Port-au-Prince (AP) – Police say the assassination of Haitian President Jovenel Moïse is in the name of a foreign mercenary group.
The national police of the Caribbean state has taken 15 men from Colombia and two Americans who are believed to have committed the attack in the capital Port-au-Prince on Thursday evening (local time). Police Chief Léon Charles said eight other Colombians were still at large. Three alleged perpetrators were killed. Police had previously spoken of four dead assailants. It was unclear who ordered the assassination squad.
The 53-year-old president was attacked in his home on Wednesday evening and then shot. Moïse’s wife Martine was seriously injured. She is now being treated in the American city of Miami. According to the police, the killing squad consisted of 28 heavily armed men. The desperately poor Caribbean state is now even deeper in crisis. The background of the fact remains obscure.
The 17 arrested men were presented in handcuffs by the police. They sat on the floor. Some were visibly injured. On a table were things that would have been confiscated: several automatic weapons, machetes, sledgehammers, passports and mobile phones. Colombian Defense Minister Diego Molano confirmed the participation of the citizens of his country. According to initial information, they were former soldiers, Molano said in a video.
According to a New York Times report, the two Americans said they had been hired as interpreters by a man named Mike. The real plan was to take Moise to the National Palace, not kill him. Haitian Ambassador to the US Bocchit Edmond said the attackers were posing as agents of the US drug agency DEA.
After the murder, eleven of the alleged perpetrators took refuge in the Taiwanese embassy. According to the diplomatic mission, the embassy then gave the green light for arrest. According to media reports, the men forcibly entered the embassy.

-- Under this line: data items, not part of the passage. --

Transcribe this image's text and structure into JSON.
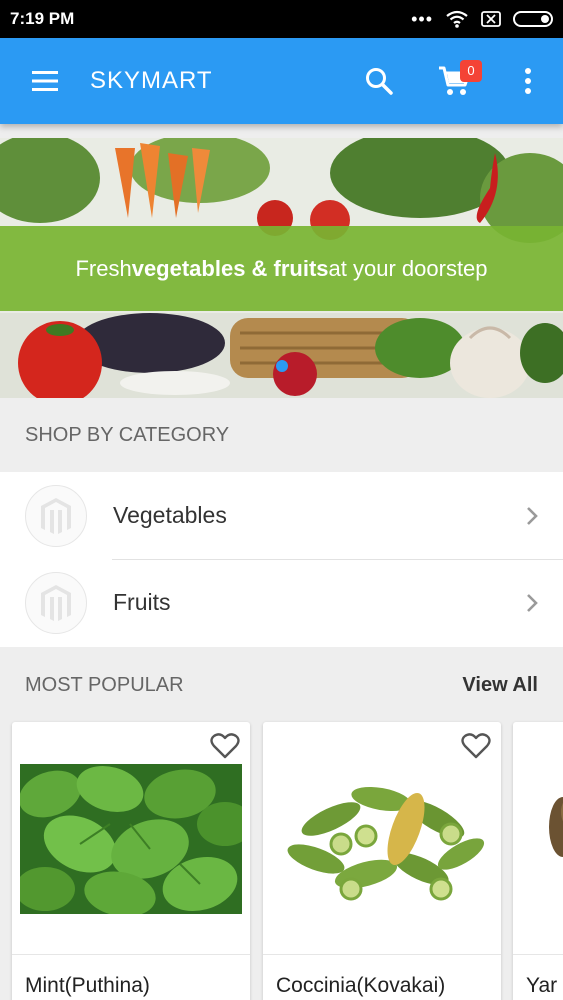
{
  "status_bar": {
    "time": "7:19 PM"
  },
  "app_bar": {
    "title": "SKYMART",
    "cart_count": "0"
  },
  "banner": {
    "text_prefix": "Fresh ",
    "text_bold": "vegetables & fruits",
    "text_suffix": " at your doorstep"
  },
  "categories": {
    "heading": "SHOP BY CATEGORY",
    "items": [
      {
        "label": "Vegetables"
      },
      {
        "label": "Fruits"
      }
    ]
  },
  "popular": {
    "heading": "MOST POPULAR",
    "view_all": "View All",
    "products": [
      {
        "name": "Mint(Puthina)"
      },
      {
        "name": "Coccinia(Kovakai)"
      },
      {
        "name": "Yar"
      }
    ]
  },
  "colors": {
    "primary": "#2b9af3",
    "banner_green": "#78b432",
    "badge": "#f44336"
  }
}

The attack leaves a power vacuum in the Caribbean country. Since parliamentary elections scheduled for October 2019 were canceled due to violent protests against Moïse, among others, there has been no functioning parliament there since January 2020. Moise has ruled by decree ever since. It wasn’t until shortly before his assassination that he appointed neurosurgeon Ariel Henry as interim prime minister on Monday.
Moïse, in office since 2017, was considered extremely unpopular. He was accused of corruption, ties to brutal gangs and autocratic tendencies. Over the past three years, protests have paralyzed Haiti time and again. Recently, bloody fighting between gangs for control of parts of the capital has displaced thousands of people. So far, presidential and parliamentary elections and a constitutional referendum are scheduled for September 26.